A, each two field picture is proceeded as follows in each layer：First, by adding Gaussian noise or setting input variable at random Each frame noise image is generated for arbitrary value；Then, noise image carries out mapping and obtains its non-linear expression by self-encoding encoder AE；

B, renewal is adjusted to each layer parameter of depth network using stochastic gradient descent algorithm.

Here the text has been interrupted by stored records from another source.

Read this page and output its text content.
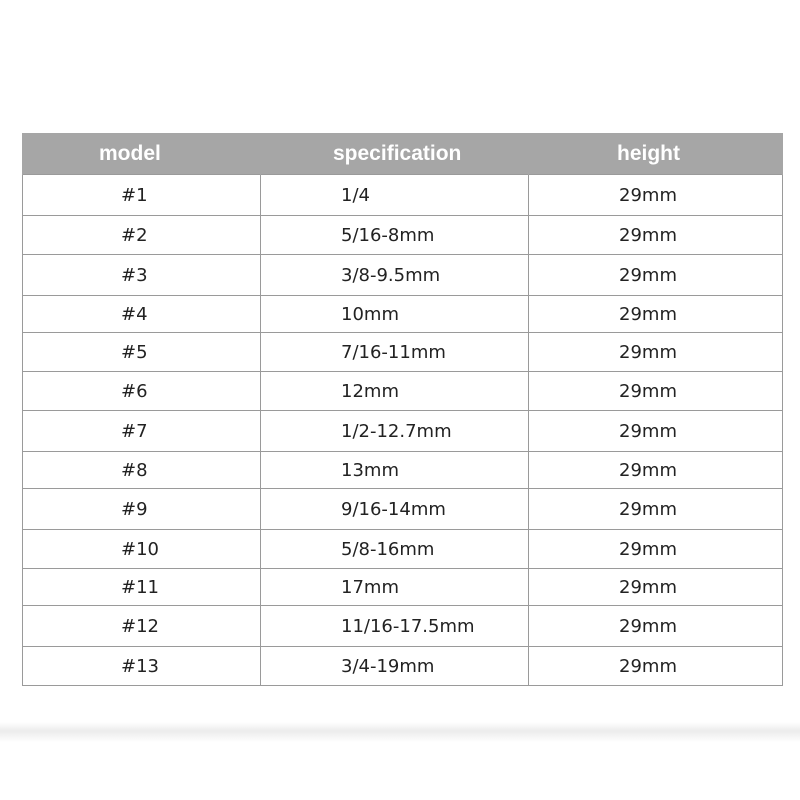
model	specification	height
#1	1/4	29mm
#2	5/16-8mm	29mm
#3	3/8-9.5mm	29mm
#4	10mm	29mm
#5	7/16-11mm	29mm
#6	12mm	29mm
#7	1/2-12.7mm	29mm
#8	13mm	29mm
#9	9/16-14mm	29mm
#10	5/8-16mm	29mm
#11	17mm	29mm
#12	11/16-17.5mm	29mm
#13	3/4-19mm	29mm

4. the online generation method of video frequency abstract of deep learning is based on as claimed in claim 1, it is characterised in that：Step 3) in Described is reconstructed by group sparse coding algorithm to initially simplifying video, is comprised the concrete steps that：

3.1) initially simplify video to be made up of the front m frame block of original video, i.e.,It is total n_init=m × t two field pictures, X_kK-th primitive frame block of correspondence；Corresponding non-linear table is obtained by pre-training depth network to be shown asY_kThe non-linear expression of k-th frame block of correspondence；

3.2) initial dictionary D is set by n_dIndividual atom composition, i.e.,d_jJ-th atom of correspondence；If reconstruction coefficients are C, its Element number correspondence frame number, the atom number of its dimension correspondence dictionary, i.e.,C_kFor the reconstruct system of k-th frame block Number,The i-th two field picture of correspondence；

3.3) using the group sparse coding object function of multiplier alternating direction implicit Optimal Regularization dictionary, can respectively obtain just Beginning dictionary D and reconstruction coefficients C, that is, solve：

Wherein, symbol | | | |₂Represent the l of variable₂Normal form, regularization parameter λ is the real number more than 0, function of many variables F (Y_k,C_k, Being embodied as D)：

F (Y_{k}, C_{k}, D) = \frac{1}{2 n_{f}} Σ_{y_{i} &Element; Y_{k}, d_{j} &Element; D} | | y_{i} - Σ_{j = 1}^{n_{d}} c_{j}^{i} d_{j} | |_{2}^{2} + γ Σ_{j = 1}^{n_{d}} | | c_{j} | |_{2};

Wherein, parameter γ is the real number more than 0, symbolIn mathematical expression subrepresentation the i-th two field picture is carried out using dictionary D Reconstruct；Here multiplier alternating direction implicit is specially：First preset parameter D, makes above-mentioned object function become for the convex of parameter C Function；Then preset parameter C, makes above-mentioned object function become the convex function for parameter D, and iteration alternately updates two parameters；

Step 4) described in depth network parameter is updated according to next frame block and reconstruct mistake is reconstructed to the frame block and calculates Difference, comprises the concrete steps that：

4.1) each two field picture of the frame block is done as follows successively：

4.1.1 the parameter of last layer in deep neural network, i.e. weight W and skew) are updated using online gradient descent algorithm Amount b；

4.1.2 the parameter of other layers in deep neural network) is updated using Back Propagation Algorithm；

4.2) the non-linear expression of each two field picture is updated according to new parameter；

4.3) based on existing dictionary D, present frame block is reconstructed using group sparse coding and calculation error ∈, i.e., to present frame Block X_kNon-linear expression Y_kIt is reconstructed, specially：First minimize function of many variables F (Y_k,C_k, D) and obtain optimum reconstruction coefficientsThen bring intoSection 1In and calculate its value and be current reconstructed error ∈；

Step 4) described in if error be more than given threshold if by present frame block add simplify in video and update dictionary, specifically It is：

(1) if to present frame block X_kNon-linear expression Y_kCalculated reconstructed error ∈ is more than given threshold θ, then will be current Frame block is added and simplified in video, i.e.,

(2) if currently simplifying videoIn contain q frame block, then update dictionary two field picture it is non-linear expression set beSo UseUpdate dictionary D and solve object function：

Wherein, parameter lambda is the real number more than 0, for adjusting the impact of regularization term.